Measures and Men
- Author: Witold Kula
- Original title: Miary i ludzie
- Translator: Richard Szreter
- Language: Polish
- Published: 1970 (Państwowe Wydawnictwo Naukowe, in Polish); 1986 (Princeton University Press, in English);
- Media type: Print

= Measures and Men =

Book by Witold Kula

Measures and Men (Miary i ludzie) is a book by Polish economic historian Witold Kula first published by Państwowe Wydawnictwo Naukowe (Warsaw) in 1970. It traces the evolution of measurement systems utilized by human communities within the broader context of historical economic development. The book draws primarily from metrological practices followed across Eastern European societies prior to the widespread adoption of the metric system in the eighteenth century.

Upon its translation into major European languages, including Spanish (1980), French (1984), and English (1986), the book has gained prominence as a major contribution in the field of history of measurement.

== Argument ==
The book examines multiple historical contexts through the lens of the measurement systems adopted by human communities, from traditional measures that developed in the context of menial labor and were hence largely subjective, to the objective metric system that emerged in late eighteenth-century France. In particular, Kula contests the widespread view of pre-metric measurement systems as lacking in precision and therefore suboptimal for economic transactions. Instead, as A. Hunter Dupree argued in his review for the Journal of Modern History, “instead of chaos and irrationality, [Kula] has found that weights and measures had representational and functional significance and levels of precision adequate to the tasks to which they were put”.

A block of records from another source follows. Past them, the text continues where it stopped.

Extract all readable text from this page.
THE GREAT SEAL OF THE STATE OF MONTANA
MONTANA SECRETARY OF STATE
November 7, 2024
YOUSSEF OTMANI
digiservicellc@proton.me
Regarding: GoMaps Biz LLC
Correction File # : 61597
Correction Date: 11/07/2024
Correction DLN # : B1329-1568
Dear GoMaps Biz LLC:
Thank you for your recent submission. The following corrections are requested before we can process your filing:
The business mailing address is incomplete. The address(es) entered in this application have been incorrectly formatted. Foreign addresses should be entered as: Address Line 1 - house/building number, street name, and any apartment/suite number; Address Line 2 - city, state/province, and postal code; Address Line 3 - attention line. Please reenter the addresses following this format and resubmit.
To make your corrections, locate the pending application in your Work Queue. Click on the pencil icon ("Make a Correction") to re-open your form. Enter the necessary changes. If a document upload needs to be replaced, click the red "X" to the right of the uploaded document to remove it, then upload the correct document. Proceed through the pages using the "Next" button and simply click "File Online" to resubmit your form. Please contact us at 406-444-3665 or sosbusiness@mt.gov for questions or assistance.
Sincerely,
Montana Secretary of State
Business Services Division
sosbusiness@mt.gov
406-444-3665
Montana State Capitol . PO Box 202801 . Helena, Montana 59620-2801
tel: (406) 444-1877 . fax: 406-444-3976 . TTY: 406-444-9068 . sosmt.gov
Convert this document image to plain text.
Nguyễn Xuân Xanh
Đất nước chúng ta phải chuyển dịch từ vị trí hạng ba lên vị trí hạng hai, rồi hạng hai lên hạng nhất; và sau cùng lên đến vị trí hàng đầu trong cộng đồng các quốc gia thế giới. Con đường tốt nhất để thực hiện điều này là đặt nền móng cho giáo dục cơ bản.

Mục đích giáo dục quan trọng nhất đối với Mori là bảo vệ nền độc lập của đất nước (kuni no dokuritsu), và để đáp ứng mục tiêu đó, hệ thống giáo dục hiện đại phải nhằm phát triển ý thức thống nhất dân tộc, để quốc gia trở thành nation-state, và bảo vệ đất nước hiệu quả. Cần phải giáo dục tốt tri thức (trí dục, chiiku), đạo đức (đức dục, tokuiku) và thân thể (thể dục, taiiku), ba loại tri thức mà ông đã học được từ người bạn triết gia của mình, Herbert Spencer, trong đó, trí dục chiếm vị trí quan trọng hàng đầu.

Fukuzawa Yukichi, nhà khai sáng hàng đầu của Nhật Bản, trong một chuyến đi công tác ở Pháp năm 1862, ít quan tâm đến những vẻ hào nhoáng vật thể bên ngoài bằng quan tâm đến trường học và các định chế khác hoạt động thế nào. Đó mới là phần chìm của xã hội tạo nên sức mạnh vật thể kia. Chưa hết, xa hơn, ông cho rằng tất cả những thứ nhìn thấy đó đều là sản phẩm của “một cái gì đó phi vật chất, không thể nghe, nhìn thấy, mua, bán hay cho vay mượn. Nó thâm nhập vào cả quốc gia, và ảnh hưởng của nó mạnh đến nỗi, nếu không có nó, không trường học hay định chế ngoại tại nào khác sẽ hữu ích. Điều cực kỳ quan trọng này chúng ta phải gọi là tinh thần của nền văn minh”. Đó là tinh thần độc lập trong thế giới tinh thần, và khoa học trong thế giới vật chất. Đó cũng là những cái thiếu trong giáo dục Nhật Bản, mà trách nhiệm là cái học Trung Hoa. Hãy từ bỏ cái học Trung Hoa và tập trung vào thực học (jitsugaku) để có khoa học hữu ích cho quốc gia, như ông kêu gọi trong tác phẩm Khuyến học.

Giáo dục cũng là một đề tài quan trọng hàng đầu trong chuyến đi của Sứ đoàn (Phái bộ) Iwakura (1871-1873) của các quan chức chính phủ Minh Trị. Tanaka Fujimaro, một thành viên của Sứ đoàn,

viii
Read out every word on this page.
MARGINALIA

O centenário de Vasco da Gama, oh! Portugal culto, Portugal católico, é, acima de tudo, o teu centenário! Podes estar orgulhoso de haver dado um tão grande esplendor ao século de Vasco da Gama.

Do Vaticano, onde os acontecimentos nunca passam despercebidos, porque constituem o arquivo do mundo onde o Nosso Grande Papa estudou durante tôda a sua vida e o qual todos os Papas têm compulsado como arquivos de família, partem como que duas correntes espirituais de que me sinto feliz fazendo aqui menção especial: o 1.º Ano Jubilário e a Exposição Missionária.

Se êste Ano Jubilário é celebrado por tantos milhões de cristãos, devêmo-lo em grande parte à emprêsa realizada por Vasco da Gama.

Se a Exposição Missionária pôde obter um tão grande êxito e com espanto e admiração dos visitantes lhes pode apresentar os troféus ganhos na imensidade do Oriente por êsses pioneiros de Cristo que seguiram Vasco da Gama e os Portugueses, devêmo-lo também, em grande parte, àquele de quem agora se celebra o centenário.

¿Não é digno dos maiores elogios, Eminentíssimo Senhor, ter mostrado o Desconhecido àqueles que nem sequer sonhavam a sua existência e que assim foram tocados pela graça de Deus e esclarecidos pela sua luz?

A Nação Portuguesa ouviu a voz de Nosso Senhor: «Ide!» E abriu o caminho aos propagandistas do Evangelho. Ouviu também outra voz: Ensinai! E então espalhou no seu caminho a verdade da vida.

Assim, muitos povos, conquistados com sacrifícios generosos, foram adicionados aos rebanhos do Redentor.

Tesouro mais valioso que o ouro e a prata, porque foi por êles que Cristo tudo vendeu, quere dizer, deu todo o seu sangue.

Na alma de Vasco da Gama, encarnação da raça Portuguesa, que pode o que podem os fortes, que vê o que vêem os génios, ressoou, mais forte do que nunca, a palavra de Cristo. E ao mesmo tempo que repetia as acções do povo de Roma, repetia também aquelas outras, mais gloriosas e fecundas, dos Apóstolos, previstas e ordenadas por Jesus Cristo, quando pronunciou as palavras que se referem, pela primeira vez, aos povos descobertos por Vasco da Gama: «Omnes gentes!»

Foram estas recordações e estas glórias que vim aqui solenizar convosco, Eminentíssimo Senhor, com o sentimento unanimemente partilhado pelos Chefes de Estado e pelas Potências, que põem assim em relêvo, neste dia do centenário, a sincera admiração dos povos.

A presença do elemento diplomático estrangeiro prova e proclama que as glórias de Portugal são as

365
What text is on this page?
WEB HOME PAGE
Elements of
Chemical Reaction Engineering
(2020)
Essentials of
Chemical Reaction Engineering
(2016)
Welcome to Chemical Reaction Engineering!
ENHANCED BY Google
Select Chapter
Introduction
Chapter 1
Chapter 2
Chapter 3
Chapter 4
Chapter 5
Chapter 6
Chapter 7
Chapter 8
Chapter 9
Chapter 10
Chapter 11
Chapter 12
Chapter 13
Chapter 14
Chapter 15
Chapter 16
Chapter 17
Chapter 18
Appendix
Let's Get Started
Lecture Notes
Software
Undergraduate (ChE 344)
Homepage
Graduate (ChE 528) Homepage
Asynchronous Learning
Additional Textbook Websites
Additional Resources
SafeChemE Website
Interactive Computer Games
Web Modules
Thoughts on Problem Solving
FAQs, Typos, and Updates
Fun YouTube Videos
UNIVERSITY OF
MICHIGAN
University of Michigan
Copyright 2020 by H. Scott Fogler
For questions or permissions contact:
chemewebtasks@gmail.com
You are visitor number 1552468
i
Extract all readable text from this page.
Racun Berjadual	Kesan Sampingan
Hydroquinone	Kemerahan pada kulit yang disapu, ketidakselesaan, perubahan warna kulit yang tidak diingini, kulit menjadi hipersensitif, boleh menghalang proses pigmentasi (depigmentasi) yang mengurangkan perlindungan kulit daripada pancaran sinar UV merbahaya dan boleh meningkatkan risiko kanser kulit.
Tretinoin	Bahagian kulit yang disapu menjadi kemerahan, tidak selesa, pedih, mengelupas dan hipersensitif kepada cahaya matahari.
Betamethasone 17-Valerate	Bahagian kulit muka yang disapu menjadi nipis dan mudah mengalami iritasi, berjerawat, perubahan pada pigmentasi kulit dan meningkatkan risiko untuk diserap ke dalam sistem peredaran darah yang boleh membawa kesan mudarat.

Kula employs the Marxist approach to the study of history and centers his discussion of measurement systems around the concept of class struggle. In a break with the body of scholarship that viewed measurements primarily as a historical source of merely factual interest, Kula contends that metrology is also a “medium of political conflict”.

== Reception ==
Fernand Braudel, a preeminent scholar of European economic history, noted on Kula's contributions in Afterthoughts on Material Civilization and Capitalism (1977):
"Witold Kula is one of the few who have not let their vision become obscured by the highs and lows of price curves and by the crises, the distant correlations, and the unifying trends of the market. [...]
To use one of Kula's metaphors, one must keep looking down into the well, into the deepest water, down into material life".

As noted in a 2019 review, “there are few historical works touching on the history of economics and measurement which do not pay tribute to Kula on the first pages”. The list of scholars who cited or reported being influenced by the book includes, among others, Michael D. Gordin, Graeme Gooday and Kathryn Olesko.